When I cancel the “thinking” phase , it says “reasoning canceled” so either the UI is labeled incorrectly , or reasoning is being triggered just like I mentioned earlier.
It’s not about leaving the UI blank - it’s about the fact that an Instant Mode should actually respond instantly.
Also it’s interesting that you bring this up , because I’ve noticed the same thing myself - the modularity is an absolute disaster ! That applies to every model , though , and would go beyond the scope of my original report. Conversations are complex , and of course LLMs need to “understand the context” just like I do - but that doesn’t require a full recap of the entire chat. And since you’re comparing it to real conversations : you wouldn’t want your conversation partner to stutter “ehhhhm , ehhhhmmm” for 30 seconds before answering either.
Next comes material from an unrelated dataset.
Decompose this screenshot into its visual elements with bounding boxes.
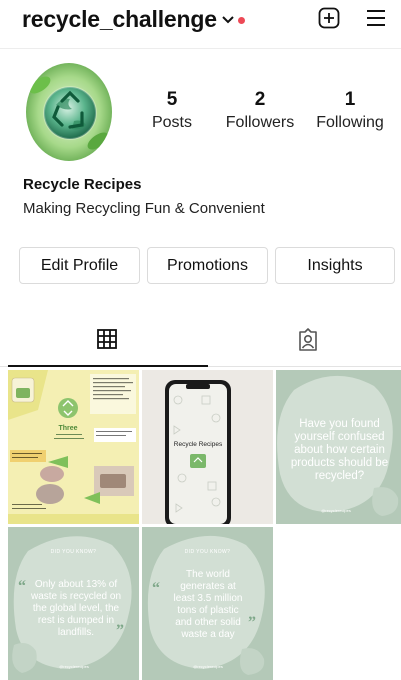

I also believe experiences are individual and everyone has their own preferences - but if you want the model to consider everything , then you use Thinking or Thinking Mini , not Instant.
We could also point out that even Instant often isn’t really instant - you can clearly tell when the model seems to hold something back or when questions about critical institutional or political infrastructures trigger a whole bunch of background filters checking whether it’s even “allowed” to respond. Don’t get me wrong , I’m not some blind tinfoil-hat type - but a language model shouldn’t be suppressed. Especially in areas like research , evidence-based reasoning , or pattern recognition , there have been noticeable regressions compared to GPT-4. If only one single narrative is forced as “legitimate” that prevents real discovery. Sure , too much freedom led to its own issues - like speculative statements presented as facts - but the middle ground definitely isn’t limiting validation only to institutionally approved sources. (Among other things , the “Thinking delay” also appears suspiciously often in those kinds of topics)
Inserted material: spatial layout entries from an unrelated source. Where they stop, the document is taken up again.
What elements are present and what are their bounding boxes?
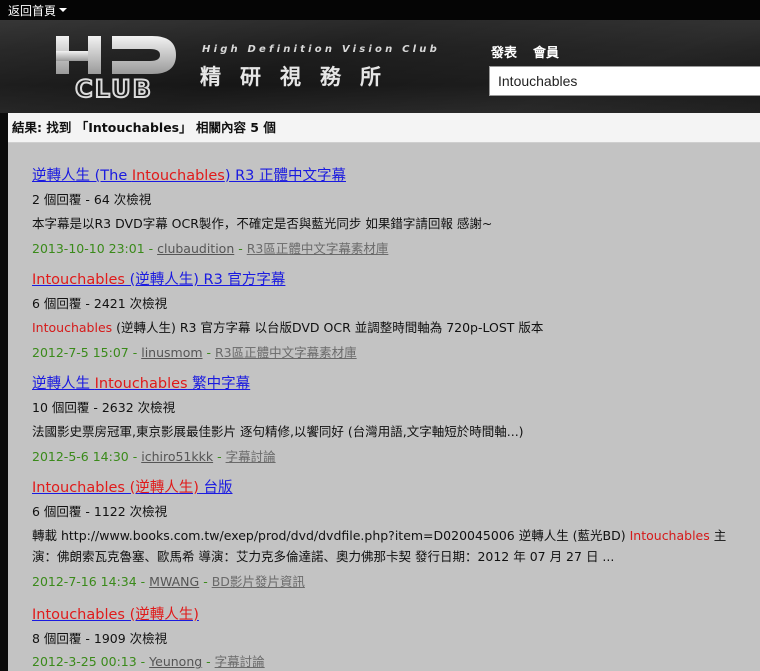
results-list: 逆轉人生 (The Intouchables) R3 正體中文字幕 2 個回覆 … <box>8 143 760 671</box>
result-snippet: 轉載 http://www.books.com.tw/exep/prod/dvd… <box>32 528 727 564</box>
result-title-link[interactable]: Intouchables (逆轉人生) R3 官方字幕 <box>32 268 748 289</box>
result-date: 2012-3-25 00:13 <box>32 654 137 669</box>
site-header: CLUB High Definition Vision Club 精研視務所 發… <box>0 20 760 113</box>
result-snippet: Intouchables (逆轉人生) R3 官方字幕 以台版DVD OCR 並… <box>32 320 544 335</box>
result-category-link[interactable]: R3區正體中文字幕素材庫 <box>247 241 389 256</box>
result-title-link[interactable]: 逆轉人生 (The Intouchables) R3 正體中文字幕 <box>32 164 748 185</box>
result-footer: 2012-7-5 15:07 - linusmom - R3區正體中文字幕素材庫 <box>32 345 357 360</box>
result-category-link[interactable]: 字幕討論 <box>226 449 276 464</box>
result-user-link[interactable]: linusmom <box>141 345 202 360</box>
result-stats: 6 個回覆 - 1122 次檢視 <box>32 504 168 519</box>
result-title-link[interactable]: Intouchables (逆轉人生) <box>32 603 265 624</box>
result-stats: 6 個回覆 - 2421 次檢視 <box>32 296 168 311</box>
result-user-link[interactable]: ichiro51kkk <box>141 449 213 464</box>
result-title-link[interactable]: Intouchables (逆轉人生) 台版 <box>32 476 748 497</box>
result-date: 2013-10-10 23:01 <box>32 241 145 256</box>
home-menu[interactable]: 返回首頁 <box>0 2 68 19</box>
result-item: 逆轉人生 (The Intouchables) R3 正體中文字幕 2 個回覆 … <box>32 164 748 257</box>
result-category-link[interactable]: BD影片發片資訊 <box>212 574 305 589</box>
result-item: 逆轉人生 Intouchables 繁中字幕 10 個回覆 - 2632 次檢視… <box>32 372 748 465</box>
result-title-link[interactable]: 逆轉人生 Intouchables 繁中字幕 <box>32 372 748 393</box>
result-item: Intouchables (逆轉人生) 台版 6 個回覆 - 1122 次檢視 … <box>32 476 748 590</box>
result-footer: 2012-7-16 14:34 - MWANG - BD影片發片資訊 <box>32 574 305 589</box>
result-stats: 2 個回覆 - 64 次檢視 <box>32 192 152 207</box>
results-summary: 結果: 找到 「Intouchables」 相關內容 5 個 <box>8 113 760 143</box>
header-nav: 發表 會員 <box>491 42 559 61</box>
top-bar: 返回首頁 <box>0 0 760 20</box>
result-footer: 2012-5-6 14:30 - ichiro51kkk - 字幕討論 <box>32 449 276 464</box>
result-item: Intouchables (逆轉人生) 8 個回覆 - 1909 次檢視 201… <box>32 603 265 670</box>
search-input[interactable]: Intouchables <box>489 66 760 96</box>
site-tagline: High Definition Vision Club <box>202 44 440 55</box>
result-category-link[interactable]: 字幕討論 <box>215 654 265 669</box>
nav-member[interactable]: 會員 <box>533 42 559 61</box>
result-user-link[interactable]: clubaudition <box>157 241 234 256</box>
result-stats: 8 個回覆 - 1909 次檢視 <box>32 631 168 646</box>
left-edge <box>0 113 8 671</box>
home-menu-label: 返回首頁 <box>8 3 57 18</box>
nav-post[interactable]: 發表 <box>491 42 517 61</box>
logo-text: CLUB <box>75 75 153 102</box>
result-footer: 2012-3-25 00:13 - Yeunong - 字幕討論 <box>32 654 265 669</box>
chevron-down-icon <box>59 8 68 12</box>
result-user-link[interactable]: Yeunong <box>149 654 202 669</box>
result-category-link[interactable]: R3區正體中文字幕素材庫 <box>215 345 357 360</box>
result-stats: 10 個回覆 - 2632 次檢視 <box>32 400 176 415</box>
result-snippet: 法國影史票房冠軍,東京影展最佳影片 逐句精修,以饗同好 (台灣用語,文字軸短於時… <box>32 424 524 439</box>
result-user-link[interactable]: MWANG <box>149 574 199 589</box>
hd-club-logo[interactable]: CLUB <box>52 34 182 102</box>
result-date: 2012-5-6 14:30 <box>32 449 129 464</box>
result-date: 2012-7-5 15:07 <box>32 345 129 360</box>
result-date: 2012-7-16 14:34 <box>32 574 137 589</box>
site-title: 精研視務所 <box>200 65 400 89</box>
result-snippet: 本字幕是以R3 DVD字幕 OCR製作，不確定是否與藍光同步 如果錯字請回報 感… <box>32 216 493 231</box>
result-footer: 2013-10-10 23:01 - clubaudition - R3區正體中… <box>32 241 389 256</box>
result-item: Intouchables (逆轉人生) R3 官方字幕 6 個回覆 - 2421… <box>32 268 748 361</box>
Anyway , to stay on point :
If you want contextual summarization , use Thinking / Thinking Mini.
If you want direct answers to the last written message , use Instant.
Accordingly , it should be self-evident that there should be no reasoning pauses whatsoever. What you mean by “Thinking” in Instant simply means the output node needs more loading time. What I mean is that during that time it becomes obvious when the response afterward is heavily filtered.
Additionally , this new response technique - “I can understand that it seems that way to you / I understand why it feels that way / I understand that it appears that way , BUT…” - is almost condescending and undermines direct statements from your side.
(Also , in Pro Mode , the model should be able to distinguish what level of contextual consideration is required. Like : “Do I need to read the entire chat context right now , or do I only focus on the last message and compare it to the previous one , or do I draw conclusions based on the full conversation”)
I’ve admittedly gone a bit broader than a strict bug report and some of these observations or assumptions are speculative since I don’t have internal insight.
Still , these are things that simply need to be mentioned.